The laser strikes the engine of the moving motorboat.  (Source: ONR via BrightCove)

On fire the ship is now crippled as it is struck by four foot waves. 

Northrop Grumman and the U.S. Navy hope to use similar lasers against small aerial targets and unarmored boats in the near future.
The era of laser warfare may have just begun


United States Navy ships each year face many threats.  While large threats mandate heavy munitions or rockets, the majority of threats are from small motorboats with armed occupants.  Dealing with these threats is tricky -- larger munitions are potentially lethal and expensive.  But using smaller munitions places the ship's crew at risk.  Thus the non-lethal accuracy of a laser weapon would be a highly desirable tool for the U.S. maritime warriors.

Sailors' dreams of having such a weapon at their disposal advanced a step forward to reality, with Northrop Grumman Corp. (NOC) and the U.S. Office of Naval Research (ONR) completing the first live test  of a solid state weapon laser at sea.

On Wednesday the USS Paul Foster, a decommissioned destroyer, was retrofitted with Northrop Grumman's 15-kilowatt solid-state high-energy laser (HEL) prototype.  The laser creates a high-energy burst of light by running electrons through specially designed pieces of glass or crystals.

The eventual goal of the $98M USD Maritime Laser Demonstrator (MLD) is to install 100-kilowatt lasers on ships.  But the smaller 15-kilowatt system proved it might be sufficiently deadly for some applications.

Motoring into the U.S.'s Pacific testing range near San Nicholas Island off the coast of central California, the ship set its aim at a large inflatable motorboat, moving a mile away.  Firing a pulse of light, the experimental laser struck a crippling blow damaging the engines and setting them on fire.  The target was crippled, floating dead in the ocean.

The success was not easy.  The scientists had to deal with ocean waves that could reach four feet in height.  And they had to deal with the day's humidity and the salty air over ocean waters.

But adverse conditions did not stop the laser from finding is mark with a killing shot.  Describes Rear Adm.
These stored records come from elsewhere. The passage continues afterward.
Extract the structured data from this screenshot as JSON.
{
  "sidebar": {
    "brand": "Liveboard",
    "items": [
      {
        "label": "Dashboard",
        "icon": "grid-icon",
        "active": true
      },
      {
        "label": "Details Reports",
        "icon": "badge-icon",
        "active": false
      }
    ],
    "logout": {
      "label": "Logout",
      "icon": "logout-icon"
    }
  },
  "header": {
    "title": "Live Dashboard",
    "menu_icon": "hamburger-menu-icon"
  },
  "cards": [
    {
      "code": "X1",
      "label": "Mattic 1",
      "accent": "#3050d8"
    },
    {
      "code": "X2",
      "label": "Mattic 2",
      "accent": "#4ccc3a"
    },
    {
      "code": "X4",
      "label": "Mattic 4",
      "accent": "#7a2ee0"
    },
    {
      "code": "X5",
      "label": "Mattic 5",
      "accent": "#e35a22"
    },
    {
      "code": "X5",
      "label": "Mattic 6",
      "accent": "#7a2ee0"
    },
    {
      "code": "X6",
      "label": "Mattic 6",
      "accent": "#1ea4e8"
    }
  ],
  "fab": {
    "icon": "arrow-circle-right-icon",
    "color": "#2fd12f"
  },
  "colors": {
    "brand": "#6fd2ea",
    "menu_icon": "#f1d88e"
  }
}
Nevin Carr  in an interview with Wired's Danger Room, "I spent my life at sea and I never thought we’d see this kind of progress this quickly, where we’re approaching a decision of when we can put laser weapons on ships.  When we were doing the shot and the engine went, there was elation in the control room.  It’s a big step, a proof of principle for directed energy weapons.  [Ten kilowatt beams like the test laser] can be operated in existing power levels and cooling levels on ships today."

The U.S. Navy could see deployment of lasers to warships over the course of the next decade, though their installation will require new crew training and the development of new battle tactics to fully leverage their capabilities.  Small lasers could be used effectively both against airborne targets like UAVs and against small ships that lack thick metal plating.

Northrop Grumman's rival Raytheon Comp. (RTN) has successfully killed UAVs with a laser system that couples six solid-state lasers with an output of 32 kilowatts.

In the more distant future (the 2020s, specifically) the Navy is working on a "superlaser", a megawatt-class laser capable of cutting through 2,000 feet of steel per second and offering battle-sinking power.  The more powerful ONR laser is called the Free Electron Laser.  Leveraging a new technique called free electron injection, the project has made significant progress already.

Adm. Carr comments, "This is an important data point, but I still want the Megawatt death ray."

The U.S. Navy is not alone in its thirst for laser guns.  The U.S. Air Force is also testing new laser designs that could be mounted to helicopter gunships and used to cripple UAVs, missiles, Humvees and lesser vehicles.